History of the Peloponnesian War

Thucydides

Thucydides, Vol. 1-4. Smith, Charles Foster, translator. London and Cambridge, MA: Heinemann and Harvard University Press, 1919-1923.

"Our embassy did not come here to enter into a dispute with your allies, but on the business for which our city sent us. Perceiving, however, that no small outcry is being made against us, we have come forward, not to answer the charges of the cities (for it can hardly be that either they or we are addressing you as judges), but in order that you may not, yielding to the persuasion of your allies, lightly make a wrong decision about matters of great importance. And at the same time we wish, as regards the whole outcry that has been raised against us, to show that we are rightfully in possession of what we have acquired, and that our city is not to be despised. "Now, what need is there to speak about matters quite remote,[*](The Schol. remarks τὰ κατὰ Ἀμαζόνας καὶ Θρᾷκας καὶ Ηρακλειδας, favourite themes in eulogies, panegyric speeches, etc.) whose only witnesses are the stories men hear rather than the eyes of those who will hear them told?

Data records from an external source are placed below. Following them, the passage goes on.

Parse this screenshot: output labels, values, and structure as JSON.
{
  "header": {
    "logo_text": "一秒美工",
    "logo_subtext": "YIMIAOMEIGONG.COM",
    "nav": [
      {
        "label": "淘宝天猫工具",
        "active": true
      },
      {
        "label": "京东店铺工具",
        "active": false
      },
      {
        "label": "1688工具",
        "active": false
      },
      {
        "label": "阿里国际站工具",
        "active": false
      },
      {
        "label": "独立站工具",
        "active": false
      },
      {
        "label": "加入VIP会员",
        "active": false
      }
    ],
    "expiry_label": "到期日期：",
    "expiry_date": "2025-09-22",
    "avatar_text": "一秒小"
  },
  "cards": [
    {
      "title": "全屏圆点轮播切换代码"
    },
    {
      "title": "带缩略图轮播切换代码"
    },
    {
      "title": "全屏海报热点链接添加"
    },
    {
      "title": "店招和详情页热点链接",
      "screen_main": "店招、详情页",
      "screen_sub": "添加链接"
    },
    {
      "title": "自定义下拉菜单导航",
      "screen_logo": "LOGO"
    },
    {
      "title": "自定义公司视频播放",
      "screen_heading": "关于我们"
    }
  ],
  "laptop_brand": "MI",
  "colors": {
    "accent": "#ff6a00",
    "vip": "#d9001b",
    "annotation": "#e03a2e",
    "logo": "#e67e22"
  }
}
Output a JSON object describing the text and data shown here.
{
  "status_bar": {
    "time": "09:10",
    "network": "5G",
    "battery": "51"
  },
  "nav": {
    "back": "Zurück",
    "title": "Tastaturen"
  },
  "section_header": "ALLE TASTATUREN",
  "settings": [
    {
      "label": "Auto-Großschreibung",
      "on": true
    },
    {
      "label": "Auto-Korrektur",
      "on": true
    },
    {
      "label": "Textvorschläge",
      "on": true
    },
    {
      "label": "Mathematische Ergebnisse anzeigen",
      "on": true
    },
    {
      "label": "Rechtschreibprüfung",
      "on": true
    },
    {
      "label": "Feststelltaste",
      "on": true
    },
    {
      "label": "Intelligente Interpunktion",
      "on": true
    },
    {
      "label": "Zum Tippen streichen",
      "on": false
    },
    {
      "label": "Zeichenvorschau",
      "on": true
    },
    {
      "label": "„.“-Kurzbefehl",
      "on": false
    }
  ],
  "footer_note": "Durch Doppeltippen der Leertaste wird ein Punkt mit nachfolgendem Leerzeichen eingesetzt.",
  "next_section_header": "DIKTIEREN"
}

But concerning the Persian War and all the other events of which you have personal knowledge, we needs must speak, even though it will be rather irksome to mention them, since they are always being paraded. For when we were performing those deeds the risk was taken for a common benefit, and since you got a share of the actual results of that benefit, we should not be wholly deprived of the credit, if there is any benefit in that.

And our aim in the recital of the facts will be, not so much to deprecate censure, as to show by evidence with what sort of city you will be involved in war if you are not well advised.

"For we affirm that at Marathon we alone bore the first brunt of the Barbarian's attack, and that when he came again, not being able to defend ourselves by land, we embarked in a body on our ships and joined in the sea-fight at Salamis. This prevented his sailing against you city by city and ravaging the Peloponnesus, for you would have been unable to aid one another against a fleet so numerous.

And the weightiest testimony to the truth of what we say was afforded by the enemy himself; for when his fleet was defeated, as if aware that his power was no longer a match for that of the Hellenes, he hastily withdrew with the greater part of his army.

"Such, then, was the issue of that battle, and clear proof was given thereby that the salvation of the Hellenes depended upon their ships. To that issue we contributed the three most serviceable elements, namely, the largest number of ships, the shrewdest general, and the most unfaltering zeal. Of the four hundred[*](Probably a round number for 378 given by Hdt. 8.48, of which the Athenian contingent (200, i.e. 180 + 20 lent to the Chalcidians, 8.1) could be spokean of as πλείους τῶν ἡμισέων or with slight exaggeration as ἐλάσσους τῶν δύο μοιρῶν.) ships our quota was a little less than two-thirds. The commander was Themistocles, who more than any other was responsible for our fighting the battle in the strait, which most surely was our salvation; and on this account you yourselves honoured him above any stranger who ever visited you.[*](See Hdt. 8.124; Plut. Them. 17.3)

And the zeal we displayed was that of utmost daring, for when there was no one to help us on land, since all the rest up to our very borders were already slaves, we resolved to abandon our city and sacrifice all our possessions; yet not even in that extremity to desert the common cause of the allies who remained, or by dispersing to render ourselves useless to them, but to embark on our ships and fight, and not to be angry because you failed to help us earlier. We therefore maintain that we on our part conferred upon you a benefit at least as great as we received;

for whereas the population of the cities from which you brought aid was still undisturbed and you could hope to possess them in the future, and your motive was fear for yourselves rather than for us—at any rate you did not come near so long as we were still unharmed—we on our part, setting forth from a city that was no more,[*](cf. the taunt of Adimantus: περὶ οὐδεμίης ἔτι πατρίδος ναυμαχήσειςHdt. 8.57.7, You will fight for a country that is no more,, and the famous answer of Themistocles, ὡς εἴη καὶ πόλις καὶ γῆ μέζων ἤπερ κείνοις ἔστ’ ἂν διηκόσιαι νέες σφι ἔωσι πεπληρωμέναι,Hdt. 8.61.8, We have a city and a country greater than yours as long as we have two hundred ships fully manned.) and risking our lives in behalf of one whose future hung upon but a slender hope, bore our part in saving both you and ourselves.

But if we had acted as others did, and through fear of losing our territory had gone over to the Persians earlier in the war, or afterwards had lacked the courage to embark on our ships, in the conviction that we were already ruined, it would from that moment have been useless for you, with your inadequate fleet, to fight at sea, but the Persian's plans would have moved on quietly just as he wished.